Matthew Shepard, a gay student at the University of Wyoming who was beaten and tortured, died 21 years ago. Two days after he died, a vigil took place on the steps of the U.S. Capitol in Washington, D.C.
Celebrities, members of Congress and thousands of others gathered to condemn Shepard’s death and urge the immediate passage of a hate-crimes bill.
“We need to send the strongest possible signal … that these crimes will not be tolerated in the United States,” Sen. Edward M. Kennedy told the crowd at the candlelight vigil. “Hate crimes are crimes against our country. There is still time for Congress to respond.”
Ellen DeGeneres was one speaker at the vigil for Matthew Shepard
Ellen DeGeneres powerfully addressed the crowd as well that night. We found footage of the entire vigil on YouTube, but fast forward to the 14:30 mark to specifically hear DeGeneres’ important words that still resonate deeply today.
“I am so pissed off,” DeGeneres begins with tears in her eyes. “I can’t stop crying.”
“I know we all feel the same way, and I’m here, and he’s got these two close friends here, and I don’t even know him and I’m thinking this is just really selfish of me,” DeGeneres says. “It just hit me why I am so devastated by it. Because this is what I was trying to stop. This is exactly why I did what I did.”
Referring to her historic coming out on television, DeGeneres pointed out that it angered thousands of people and those same people were silent in the wake of Shepard’s death.
“You see them come out in forces when they think a lesbian is gonna be on television. The preachers come out then,” she says. “But, you know, something like this happens, and where are they?”
“This world we live in today is filled with hate and darkness,” she continues. “Matthew Shepard was not the first hate crime. It happens every day. There are 2,500 reported this year. Many go unreported because most gays and lesbians are still in the closet for fear of this exact reason.”
Next, she makes parallels between the epidemics of homophobia and racism in America. She also specifically points blame at the church, which she says justifies its hate with the Bible.

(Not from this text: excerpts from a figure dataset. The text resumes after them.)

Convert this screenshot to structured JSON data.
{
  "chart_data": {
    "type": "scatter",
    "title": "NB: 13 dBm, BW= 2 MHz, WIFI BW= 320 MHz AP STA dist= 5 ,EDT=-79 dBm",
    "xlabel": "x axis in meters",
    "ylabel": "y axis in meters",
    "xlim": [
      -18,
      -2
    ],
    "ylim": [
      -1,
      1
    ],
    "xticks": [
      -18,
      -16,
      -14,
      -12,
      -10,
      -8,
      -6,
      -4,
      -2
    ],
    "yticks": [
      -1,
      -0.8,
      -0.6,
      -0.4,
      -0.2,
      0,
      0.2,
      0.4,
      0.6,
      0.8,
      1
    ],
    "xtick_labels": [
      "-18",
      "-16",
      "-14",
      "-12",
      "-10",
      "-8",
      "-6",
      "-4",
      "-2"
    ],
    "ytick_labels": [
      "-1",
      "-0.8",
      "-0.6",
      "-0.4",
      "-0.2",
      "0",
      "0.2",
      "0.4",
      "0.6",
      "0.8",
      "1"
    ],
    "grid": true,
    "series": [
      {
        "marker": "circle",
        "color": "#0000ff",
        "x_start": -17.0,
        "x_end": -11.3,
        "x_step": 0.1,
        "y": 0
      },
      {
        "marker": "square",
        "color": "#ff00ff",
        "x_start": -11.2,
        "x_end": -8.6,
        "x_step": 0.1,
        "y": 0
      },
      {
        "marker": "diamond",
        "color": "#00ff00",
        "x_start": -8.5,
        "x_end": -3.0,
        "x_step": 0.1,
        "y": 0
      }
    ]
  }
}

“When three white men dragged James Byrd Jr. behind their truck and killed him just because he was black, I felt the same way,” DeGeneres says. “I don’t see full-page ads saying ‘Stop the hate. Stop the violence.’ These same evil, idiotic, so-called God-loving people who use the Bible to justify their hate, I’m sure they still feel deep down that blacks aren’t equal to whites because the Bible was also used to justify slavery.”
“It took one white man, Abraham Lincoln, to free the slaves. He wasn’t very popular for doing it, but he knew it was the right thing to do,” she says. “When Hitler was killing all the Jews, the church was silent. They did nothing. It was a few good Germans who helped hide the Jews. Right now, homosexuals are the target of it: the very last discrimination, the very worst hate and violence.”

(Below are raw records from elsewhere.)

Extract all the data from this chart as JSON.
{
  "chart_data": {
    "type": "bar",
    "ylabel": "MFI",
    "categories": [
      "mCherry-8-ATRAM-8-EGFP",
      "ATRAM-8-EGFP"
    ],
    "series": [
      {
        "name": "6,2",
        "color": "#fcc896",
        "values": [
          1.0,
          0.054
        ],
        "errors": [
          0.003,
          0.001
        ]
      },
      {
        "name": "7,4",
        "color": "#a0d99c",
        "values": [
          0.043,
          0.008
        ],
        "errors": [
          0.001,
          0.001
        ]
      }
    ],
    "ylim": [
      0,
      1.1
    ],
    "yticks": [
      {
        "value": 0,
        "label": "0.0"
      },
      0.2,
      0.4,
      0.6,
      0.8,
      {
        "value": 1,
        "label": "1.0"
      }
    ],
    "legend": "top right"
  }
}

Her powerful words ring true today
DeGeneres ends her speech with a plea to straight people listening to help and not hurt the LGBT community’s quest for equality.
“So I’m begging heterosexuals to see this as a wake-up call to help us end the hate,” she says. “Please raise your children with love and non-judgment. Tell them that everyone has the right to love who they want to love, and that shouldn’t threaten you or who you are. Explain that it’s not OK to call someone a ‘faggot’ or a ‘nigger’ or a ‘kike.’ We shouldn’t be asked to change who we are. The millions of dollars that the religious right spends on print ads and TV ads could be spent on helping to change the homeless or help change men who abuse women.”

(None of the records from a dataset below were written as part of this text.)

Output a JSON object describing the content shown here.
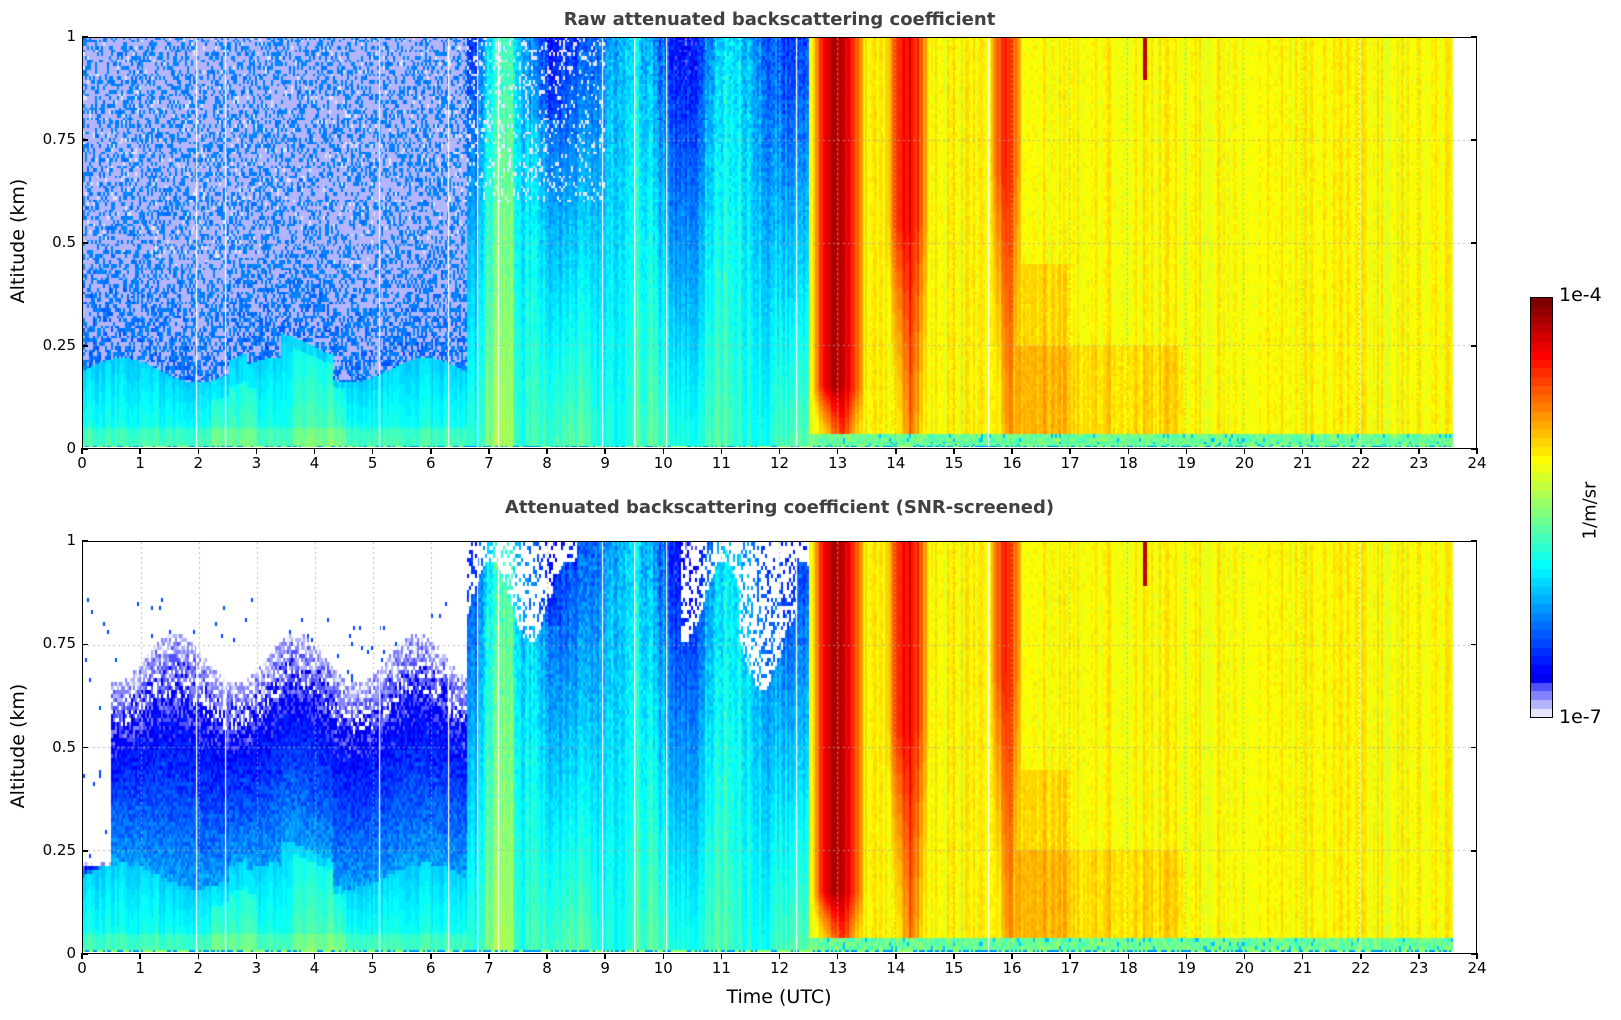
{
  "chart_data": [
    {
      "type": "heatmap",
      "title": "Raw attenuated backscattering coefficient",
      "xlabel": "",
      "ylabel": "Altitude (km)",
      "xlim": [
        0,
        24
      ],
      "ylim": [
        0,
        1
      ],
      "x_ticks": [
        "0",
        "1",
        "2",
        "3",
        "4",
        "5",
        "6",
        "7",
        "8",
        "9",
        "10",
        "11",
        "12",
        "13",
        "14",
        "15",
        "16",
        "17",
        "18",
        "19",
        "20",
        "21",
        "22",
        "23",
        "24"
      ],
      "y_ticks": [
        "0",
        "0.25",
        "0.5",
        "0.75",
        "1"
      ],
      "grid": true,
      "screened": false,
      "data_end_hour": 23.6,
      "gap_hours": [
        1.95,
        2.45,
        5.1,
        6.3,
        6.8,
        7.15,
        8.95,
        9.5,
        10.05,
        12.3,
        15.6,
        22.0
      ],
      "segments": [
        {
          "from": 0,
          "to": 6.6,
          "regime": "night_noise",
          "boundary_layer_top_km": 0.2,
          "log10_value_surface": -6.1
        },
        {
          "from": 6.6,
          "to": 12.5,
          "regime": "morning_growth",
          "log10_value_surface": -5.8,
          "log10_value_aloft": -6.4
        },
        {
          "from": 12.5,
          "to": 13.5,
          "regime": "dense_layer",
          "log10_value_peak": -4.2
        },
        {
          "from": 13.5,
          "to": 13.9,
          "regime": "mixed",
          "log10_value": -5.3
        },
        {
          "from": 13.9,
          "to": 14.6,
          "regime": "dense_layer",
          "log10_value_peak": -4.4
        },
        {
          "from": 14.6,
          "to": 15.6,
          "regime": "mixed",
          "log10_value": -5.2
        },
        {
          "from": 15.6,
          "to": 16.2,
          "regime": "dense_layer",
          "log10_value_peak": -4.5
        },
        {
          "from": 16.2,
          "to": 23.6,
          "regime": "mixed",
          "log10_value": -5.1
        }
      ],
      "thin_spike_hour": 18.3
    },
    {
      "type": "heatmap",
      "title": "Attenuated backscattering coefficient (SNR-screened)",
      "xlabel": "Time (UTC)",
      "ylabel": "Altitude (km)",
      "xlim": [
        0,
        24
      ],
      "ylim": [
        0,
        1
      ],
      "x_ticks": [
        "0",
        "1",
        "2",
        "3",
        "4",
        "5",
        "6",
        "7",
        "8",
        "9",
        "10",
        "11",
        "12",
        "13",
        "14",
        "15",
        "16",
        "17",
        "18",
        "19",
        "20",
        "21",
        "22",
        "23",
        "24"
      ],
      "y_ticks": [
        "0",
        "0.25",
        "0.5",
        "0.75",
        "1"
      ],
      "grid": true,
      "screened": true,
      "data_end_hour": 23.6,
      "gap_hours": [
        1.95,
        2.45,
        5.1,
        6.3,
        6.8,
        7.15,
        8.95,
        9.5,
        10.05,
        12.3,
        15.6,
        22.0
      ],
      "segments": [
        {
          "from": 0,
          "to": 0.45,
          "regime": "night_screened",
          "valid_top_km": 0.22
        },
        {
          "from": 0.45,
          "to": 6.6,
          "regime": "night_screened",
          "valid_top_km": 0.7
        },
        {
          "from": 6.6,
          "to": 12.5,
          "regime": "morning_growth",
          "valid_top_km": 0.9
        },
        {
          "from": 12.5,
          "to": 23.6,
          "regime": "same_as_raw"
        }
      ],
      "thin_spike_hour": 18.3
    }
  ],
  "colorbar": {
    "label": "1/m/sr",
    "max_label": "1e-4",
    "min_label": "1e-7",
    "log10_min": -7,
    "log10_max": -4,
    "colormap": "jet"
  }
}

“Matthew Shepard wasn’t hurting anyone,” she continues. “He was a good person, a gentle soul who was tortured to death. He’s with God now, who I’m sureis crying. My torture goes on every time I think of what those boys did to him just because he was gay. This is a war. We need your help. Please search your hearts, think for yourselves and be on the right side: the side of love and compassion.”
This Ellen is angry, and we think the world needs Angry Ellen just as much today as it did 21 years ago.